なお、デコーダ6の構成は、ビット数Mが3以外であっても、上述したと同様に、ビット割当とクロックの時刻との関係に基づいて、反転回路とAND回路を用いて同様に構成し得るものである。
【0031】
【発明の効果】
以上、述べたように、本発明によれば、出力信号の個々のタイミングにおける値が、入力ディジタル信号の特定のビットと一意に対応するような構成とすることにより、従来と異なり、入力ディジタル信号のビット数の増大しても回路規模やデータの処理量の増大が比較的小さくて済み、装置価格の低減を図ることが可能となるという効果を奏するものである。
【図面の簡単な説明】
【図1】本発明の実施の形態におけるパルス密度変調回路の第1の構成例を示す構成図である。
【図2】図1に示されたパルス密度変調回路に用いられる分配回路の具体的回路構成例を示す回路図である。
【図3】入力ビット数が3の場合の第1の構成例におけるパルス密度変調回路の主要部のタイミング図である。
【図4】本発明の実施の形態におけるパルス密度変調回路の第2の構成例を示す構成図である。

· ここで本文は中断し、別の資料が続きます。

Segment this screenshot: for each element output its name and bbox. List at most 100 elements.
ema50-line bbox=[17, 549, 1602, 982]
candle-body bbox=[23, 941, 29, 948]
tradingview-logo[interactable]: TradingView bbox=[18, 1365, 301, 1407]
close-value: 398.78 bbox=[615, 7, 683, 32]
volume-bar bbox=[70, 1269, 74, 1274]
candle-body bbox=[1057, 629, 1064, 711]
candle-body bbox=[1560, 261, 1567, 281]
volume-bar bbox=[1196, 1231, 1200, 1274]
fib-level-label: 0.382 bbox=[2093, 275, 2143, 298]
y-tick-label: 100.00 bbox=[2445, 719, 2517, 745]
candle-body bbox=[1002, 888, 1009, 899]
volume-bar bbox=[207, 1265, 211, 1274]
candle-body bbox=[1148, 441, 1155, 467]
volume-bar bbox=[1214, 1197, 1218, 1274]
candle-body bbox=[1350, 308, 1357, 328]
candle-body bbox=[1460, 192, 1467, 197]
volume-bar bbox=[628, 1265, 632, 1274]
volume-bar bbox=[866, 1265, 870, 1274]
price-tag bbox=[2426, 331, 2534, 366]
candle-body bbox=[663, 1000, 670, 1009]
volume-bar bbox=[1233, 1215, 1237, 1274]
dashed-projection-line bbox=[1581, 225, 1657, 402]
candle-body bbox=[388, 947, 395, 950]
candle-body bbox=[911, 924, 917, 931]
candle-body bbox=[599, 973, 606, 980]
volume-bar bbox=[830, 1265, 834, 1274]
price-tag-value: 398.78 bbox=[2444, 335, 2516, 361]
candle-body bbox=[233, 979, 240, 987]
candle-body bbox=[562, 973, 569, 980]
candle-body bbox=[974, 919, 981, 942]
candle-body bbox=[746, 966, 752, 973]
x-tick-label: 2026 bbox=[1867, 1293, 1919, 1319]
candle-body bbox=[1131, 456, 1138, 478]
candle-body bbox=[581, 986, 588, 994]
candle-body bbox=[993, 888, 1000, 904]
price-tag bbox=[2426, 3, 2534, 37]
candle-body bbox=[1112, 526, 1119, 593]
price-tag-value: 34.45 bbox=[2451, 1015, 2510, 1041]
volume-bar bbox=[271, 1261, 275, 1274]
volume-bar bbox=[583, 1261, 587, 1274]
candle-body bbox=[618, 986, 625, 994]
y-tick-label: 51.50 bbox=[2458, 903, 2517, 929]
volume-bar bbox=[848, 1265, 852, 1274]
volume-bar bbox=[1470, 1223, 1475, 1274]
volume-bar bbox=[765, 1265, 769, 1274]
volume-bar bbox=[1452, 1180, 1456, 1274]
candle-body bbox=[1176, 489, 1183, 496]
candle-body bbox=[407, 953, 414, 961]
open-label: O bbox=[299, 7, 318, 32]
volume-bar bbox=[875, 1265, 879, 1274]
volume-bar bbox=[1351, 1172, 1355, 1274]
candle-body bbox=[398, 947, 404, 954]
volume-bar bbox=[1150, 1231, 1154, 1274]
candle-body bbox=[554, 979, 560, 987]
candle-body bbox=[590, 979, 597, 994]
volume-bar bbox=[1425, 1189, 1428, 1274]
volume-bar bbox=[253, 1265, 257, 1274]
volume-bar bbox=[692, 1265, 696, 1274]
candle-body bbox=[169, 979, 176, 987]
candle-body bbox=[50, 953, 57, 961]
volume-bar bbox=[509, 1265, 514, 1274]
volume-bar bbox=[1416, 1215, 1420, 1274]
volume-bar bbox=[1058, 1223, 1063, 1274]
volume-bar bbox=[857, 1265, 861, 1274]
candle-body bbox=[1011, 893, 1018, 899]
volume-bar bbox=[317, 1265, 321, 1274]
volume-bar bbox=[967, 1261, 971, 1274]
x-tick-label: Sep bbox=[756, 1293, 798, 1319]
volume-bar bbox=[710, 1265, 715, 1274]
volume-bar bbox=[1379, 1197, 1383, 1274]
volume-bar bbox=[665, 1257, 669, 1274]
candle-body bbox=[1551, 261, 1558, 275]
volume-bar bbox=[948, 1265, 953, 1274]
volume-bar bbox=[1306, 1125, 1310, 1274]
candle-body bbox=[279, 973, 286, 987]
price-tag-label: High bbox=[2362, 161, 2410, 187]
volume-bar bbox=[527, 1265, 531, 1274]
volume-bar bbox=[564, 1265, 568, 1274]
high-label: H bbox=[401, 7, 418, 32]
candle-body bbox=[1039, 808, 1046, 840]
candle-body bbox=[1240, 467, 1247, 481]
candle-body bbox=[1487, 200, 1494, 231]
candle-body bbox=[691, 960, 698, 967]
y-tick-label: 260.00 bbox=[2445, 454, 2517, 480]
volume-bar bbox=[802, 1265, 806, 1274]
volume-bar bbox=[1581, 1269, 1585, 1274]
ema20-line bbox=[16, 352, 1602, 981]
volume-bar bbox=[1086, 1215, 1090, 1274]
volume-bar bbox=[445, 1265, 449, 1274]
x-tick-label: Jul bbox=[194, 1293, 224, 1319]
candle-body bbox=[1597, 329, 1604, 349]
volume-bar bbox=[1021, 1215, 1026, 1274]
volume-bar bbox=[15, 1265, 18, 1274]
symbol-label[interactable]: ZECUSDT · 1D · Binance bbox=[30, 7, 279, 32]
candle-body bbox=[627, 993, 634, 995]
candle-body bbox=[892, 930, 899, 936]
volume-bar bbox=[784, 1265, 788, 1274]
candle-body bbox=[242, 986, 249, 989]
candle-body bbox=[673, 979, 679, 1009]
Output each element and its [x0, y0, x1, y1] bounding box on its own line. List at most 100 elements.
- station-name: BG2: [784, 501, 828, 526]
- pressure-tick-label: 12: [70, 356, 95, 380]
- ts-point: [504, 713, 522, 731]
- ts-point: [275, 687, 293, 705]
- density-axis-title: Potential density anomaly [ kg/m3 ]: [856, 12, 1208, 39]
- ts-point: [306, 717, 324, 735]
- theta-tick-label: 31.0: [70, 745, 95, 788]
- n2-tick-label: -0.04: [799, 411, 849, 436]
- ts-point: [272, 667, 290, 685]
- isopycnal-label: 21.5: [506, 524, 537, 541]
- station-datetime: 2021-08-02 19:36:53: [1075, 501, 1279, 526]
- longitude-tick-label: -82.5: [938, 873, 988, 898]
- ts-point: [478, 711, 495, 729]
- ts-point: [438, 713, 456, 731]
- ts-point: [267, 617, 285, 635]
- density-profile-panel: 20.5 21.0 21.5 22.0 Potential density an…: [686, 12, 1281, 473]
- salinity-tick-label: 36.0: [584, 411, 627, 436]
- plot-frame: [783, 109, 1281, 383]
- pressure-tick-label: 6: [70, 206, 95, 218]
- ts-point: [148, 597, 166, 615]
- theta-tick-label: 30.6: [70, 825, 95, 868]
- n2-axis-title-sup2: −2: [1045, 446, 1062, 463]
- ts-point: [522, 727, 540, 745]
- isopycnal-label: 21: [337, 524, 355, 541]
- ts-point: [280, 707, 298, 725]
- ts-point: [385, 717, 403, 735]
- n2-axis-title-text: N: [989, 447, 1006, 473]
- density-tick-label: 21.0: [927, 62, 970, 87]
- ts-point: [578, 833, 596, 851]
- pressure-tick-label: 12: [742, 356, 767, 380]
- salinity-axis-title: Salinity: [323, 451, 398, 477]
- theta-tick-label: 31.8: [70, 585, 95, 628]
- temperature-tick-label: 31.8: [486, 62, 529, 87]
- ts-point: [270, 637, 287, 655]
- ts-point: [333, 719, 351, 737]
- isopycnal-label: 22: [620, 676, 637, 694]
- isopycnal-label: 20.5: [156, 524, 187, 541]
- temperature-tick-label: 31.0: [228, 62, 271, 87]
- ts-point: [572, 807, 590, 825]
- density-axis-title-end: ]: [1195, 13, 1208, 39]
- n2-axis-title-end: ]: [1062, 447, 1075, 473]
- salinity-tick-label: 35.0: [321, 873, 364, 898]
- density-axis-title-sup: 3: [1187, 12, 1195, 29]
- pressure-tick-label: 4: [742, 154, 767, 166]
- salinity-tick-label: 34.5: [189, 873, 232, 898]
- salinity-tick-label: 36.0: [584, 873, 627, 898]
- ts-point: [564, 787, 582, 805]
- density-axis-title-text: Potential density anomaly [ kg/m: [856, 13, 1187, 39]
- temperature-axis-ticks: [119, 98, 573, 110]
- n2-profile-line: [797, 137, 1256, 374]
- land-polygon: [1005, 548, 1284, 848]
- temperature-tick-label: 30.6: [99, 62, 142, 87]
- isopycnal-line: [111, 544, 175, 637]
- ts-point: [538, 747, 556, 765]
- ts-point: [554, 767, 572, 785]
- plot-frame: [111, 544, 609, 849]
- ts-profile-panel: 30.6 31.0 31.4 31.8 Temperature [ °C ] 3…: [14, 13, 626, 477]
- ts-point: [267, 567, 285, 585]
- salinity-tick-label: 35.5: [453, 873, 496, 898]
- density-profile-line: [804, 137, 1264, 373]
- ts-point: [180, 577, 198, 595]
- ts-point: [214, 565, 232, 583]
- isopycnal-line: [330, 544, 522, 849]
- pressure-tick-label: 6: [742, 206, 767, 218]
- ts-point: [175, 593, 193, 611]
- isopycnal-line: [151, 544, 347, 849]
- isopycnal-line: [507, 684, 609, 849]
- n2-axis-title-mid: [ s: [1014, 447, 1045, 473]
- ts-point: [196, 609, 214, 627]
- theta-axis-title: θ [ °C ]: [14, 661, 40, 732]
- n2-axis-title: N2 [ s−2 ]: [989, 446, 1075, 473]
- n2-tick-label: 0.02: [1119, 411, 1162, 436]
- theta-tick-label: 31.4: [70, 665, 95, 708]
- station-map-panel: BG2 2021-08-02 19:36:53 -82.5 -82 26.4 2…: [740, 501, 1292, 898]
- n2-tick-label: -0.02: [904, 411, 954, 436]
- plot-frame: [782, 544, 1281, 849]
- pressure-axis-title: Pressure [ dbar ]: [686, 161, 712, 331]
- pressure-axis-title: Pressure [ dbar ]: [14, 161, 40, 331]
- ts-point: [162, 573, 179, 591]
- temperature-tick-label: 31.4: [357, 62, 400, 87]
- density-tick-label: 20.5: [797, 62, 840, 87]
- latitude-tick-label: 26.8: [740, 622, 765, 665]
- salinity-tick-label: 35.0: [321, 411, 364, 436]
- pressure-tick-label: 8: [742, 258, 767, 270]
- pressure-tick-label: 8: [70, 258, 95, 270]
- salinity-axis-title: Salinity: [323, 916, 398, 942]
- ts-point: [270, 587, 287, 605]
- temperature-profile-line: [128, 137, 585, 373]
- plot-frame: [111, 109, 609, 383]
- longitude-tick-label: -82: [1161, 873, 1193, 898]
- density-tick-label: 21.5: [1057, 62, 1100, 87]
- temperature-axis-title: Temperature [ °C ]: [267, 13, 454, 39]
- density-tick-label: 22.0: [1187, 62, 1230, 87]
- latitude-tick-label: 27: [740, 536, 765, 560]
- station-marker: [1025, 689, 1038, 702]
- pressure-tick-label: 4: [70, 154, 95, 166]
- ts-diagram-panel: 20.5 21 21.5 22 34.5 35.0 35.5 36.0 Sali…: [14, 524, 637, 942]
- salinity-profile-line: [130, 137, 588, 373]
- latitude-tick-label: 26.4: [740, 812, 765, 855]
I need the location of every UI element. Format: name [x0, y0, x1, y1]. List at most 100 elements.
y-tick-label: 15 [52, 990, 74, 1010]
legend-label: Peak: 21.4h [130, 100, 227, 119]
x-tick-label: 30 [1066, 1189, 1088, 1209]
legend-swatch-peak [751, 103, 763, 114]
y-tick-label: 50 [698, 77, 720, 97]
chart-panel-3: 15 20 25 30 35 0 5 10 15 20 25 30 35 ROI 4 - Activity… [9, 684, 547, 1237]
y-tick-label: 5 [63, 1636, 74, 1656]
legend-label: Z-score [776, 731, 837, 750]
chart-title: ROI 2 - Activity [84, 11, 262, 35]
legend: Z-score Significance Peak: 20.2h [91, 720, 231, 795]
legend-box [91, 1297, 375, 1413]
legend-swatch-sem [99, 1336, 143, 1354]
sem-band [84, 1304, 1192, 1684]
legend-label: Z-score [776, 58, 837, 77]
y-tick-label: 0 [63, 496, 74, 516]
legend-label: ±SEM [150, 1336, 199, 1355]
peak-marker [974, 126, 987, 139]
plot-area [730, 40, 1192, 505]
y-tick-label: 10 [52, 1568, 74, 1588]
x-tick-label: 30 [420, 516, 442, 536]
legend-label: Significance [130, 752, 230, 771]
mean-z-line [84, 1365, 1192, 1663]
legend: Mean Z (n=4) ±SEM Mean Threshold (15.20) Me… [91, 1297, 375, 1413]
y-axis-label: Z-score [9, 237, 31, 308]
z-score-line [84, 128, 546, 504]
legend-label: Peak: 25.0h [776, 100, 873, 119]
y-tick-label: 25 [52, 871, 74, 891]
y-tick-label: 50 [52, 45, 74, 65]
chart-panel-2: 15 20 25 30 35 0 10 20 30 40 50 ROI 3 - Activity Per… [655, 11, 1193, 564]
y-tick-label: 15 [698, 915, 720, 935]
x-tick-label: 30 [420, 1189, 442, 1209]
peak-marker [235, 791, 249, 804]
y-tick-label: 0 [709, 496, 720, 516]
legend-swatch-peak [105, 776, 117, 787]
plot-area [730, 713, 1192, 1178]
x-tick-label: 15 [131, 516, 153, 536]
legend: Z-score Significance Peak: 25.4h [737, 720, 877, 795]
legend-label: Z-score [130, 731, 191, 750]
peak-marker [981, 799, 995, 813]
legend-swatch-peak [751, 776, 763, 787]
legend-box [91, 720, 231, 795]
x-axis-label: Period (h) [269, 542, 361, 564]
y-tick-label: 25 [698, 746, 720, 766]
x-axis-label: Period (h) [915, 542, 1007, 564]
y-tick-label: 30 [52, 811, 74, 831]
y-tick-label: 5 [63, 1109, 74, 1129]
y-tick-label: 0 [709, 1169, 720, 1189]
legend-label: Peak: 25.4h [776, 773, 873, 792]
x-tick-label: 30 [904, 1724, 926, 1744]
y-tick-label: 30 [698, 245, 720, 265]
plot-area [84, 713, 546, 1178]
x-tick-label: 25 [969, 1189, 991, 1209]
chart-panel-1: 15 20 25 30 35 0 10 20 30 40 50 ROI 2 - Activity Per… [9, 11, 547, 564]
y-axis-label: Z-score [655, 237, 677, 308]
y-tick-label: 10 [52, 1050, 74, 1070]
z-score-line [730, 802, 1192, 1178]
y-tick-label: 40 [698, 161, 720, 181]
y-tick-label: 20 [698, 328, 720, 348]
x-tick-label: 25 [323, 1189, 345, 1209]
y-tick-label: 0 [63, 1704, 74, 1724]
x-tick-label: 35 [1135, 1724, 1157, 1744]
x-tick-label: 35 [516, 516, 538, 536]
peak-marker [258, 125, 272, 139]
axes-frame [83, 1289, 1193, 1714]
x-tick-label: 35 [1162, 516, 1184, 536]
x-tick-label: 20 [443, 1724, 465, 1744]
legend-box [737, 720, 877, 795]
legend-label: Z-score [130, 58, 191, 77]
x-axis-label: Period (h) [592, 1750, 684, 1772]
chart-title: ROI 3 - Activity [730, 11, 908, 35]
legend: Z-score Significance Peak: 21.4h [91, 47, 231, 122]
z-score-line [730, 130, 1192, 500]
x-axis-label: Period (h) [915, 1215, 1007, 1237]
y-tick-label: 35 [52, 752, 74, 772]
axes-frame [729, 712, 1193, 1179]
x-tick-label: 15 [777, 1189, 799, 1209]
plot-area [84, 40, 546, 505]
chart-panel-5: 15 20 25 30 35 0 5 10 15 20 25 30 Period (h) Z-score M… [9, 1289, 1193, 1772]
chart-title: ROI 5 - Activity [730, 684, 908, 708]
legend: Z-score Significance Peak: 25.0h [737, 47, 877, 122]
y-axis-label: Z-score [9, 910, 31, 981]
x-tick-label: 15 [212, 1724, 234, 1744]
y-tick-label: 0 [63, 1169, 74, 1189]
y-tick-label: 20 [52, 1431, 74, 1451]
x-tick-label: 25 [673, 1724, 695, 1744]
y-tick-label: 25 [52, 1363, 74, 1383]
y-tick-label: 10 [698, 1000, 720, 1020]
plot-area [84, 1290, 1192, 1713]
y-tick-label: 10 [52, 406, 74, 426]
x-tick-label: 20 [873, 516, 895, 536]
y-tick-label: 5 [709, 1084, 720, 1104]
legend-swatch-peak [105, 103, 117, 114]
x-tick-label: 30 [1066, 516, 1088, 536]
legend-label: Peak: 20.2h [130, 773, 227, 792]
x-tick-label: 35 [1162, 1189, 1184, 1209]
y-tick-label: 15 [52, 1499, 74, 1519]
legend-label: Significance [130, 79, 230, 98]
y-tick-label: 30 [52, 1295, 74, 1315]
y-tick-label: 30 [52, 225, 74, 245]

【図5】入力ビット数が3の場合の第2の構成例におけるパルス密度変調回路の主要部のタイミング図である。
【図6】本発明の実施の形態におけるパルス密度変調回路の第3の構成例を示す構成図である。
【図7】図6に示されたパルス密度変調回路に用いられるデコーダの具体的構成例を示す回路図である。
【図8】従来のパルス密度変調回路の構成例を示す構成図である。
【図9】従来のパルス密度変調回路の主要部のタイミング図である。
【符号の説明】
1…分配回路
2…スイッチ回路
3…クロック入力端子
4…出力端子
5…カウンタ
6…デコーダ
7…セレクタ
Claims (3)
- 入力ディジタル信号の値に応じて、パルス列の密度が異なる信号が出力されるよう構成されてなるパルス密度変調回路であって、
出力信号としてのパルス密度変調信号が出力される単位時間内のパルス数に応じた出力端子を有し、予め定められたパターンに基づいて出力タイミング毎に指定される前記入力ディジタル信号のビットが、前記出力端子の各々に対応するよう構成されてなる分配回路と、
前記分配回路の出力端子が前記出力タイミング毎に選択されて、前記出力タイミング毎に指定された前記入力ディジタル信号のビットデータが出力されるよう構成されてなるスイッチ回路と、
を具備してなることを特徴とするパルス密度変調回路。 - 分配回路は、入力ディジタル信号のビット数に応じた数の入力端子を有し、当該入力端子は、出力タイミング毎に指定される前記入力ディジタル信号のビットが予め定められたパターンに基づいて、前記出力タイミング毎で指定されるビットとそれぞれの出力端子とが対応するよう接続されてなることを特徴とする請求項1記載のパルス密度変調回路。
- スイッチ回路は、所定の固定値が単位時間毎に出力されるよう構成されてなることを特徴とする請求項1又は請求項2記載のパルス密度変調回路。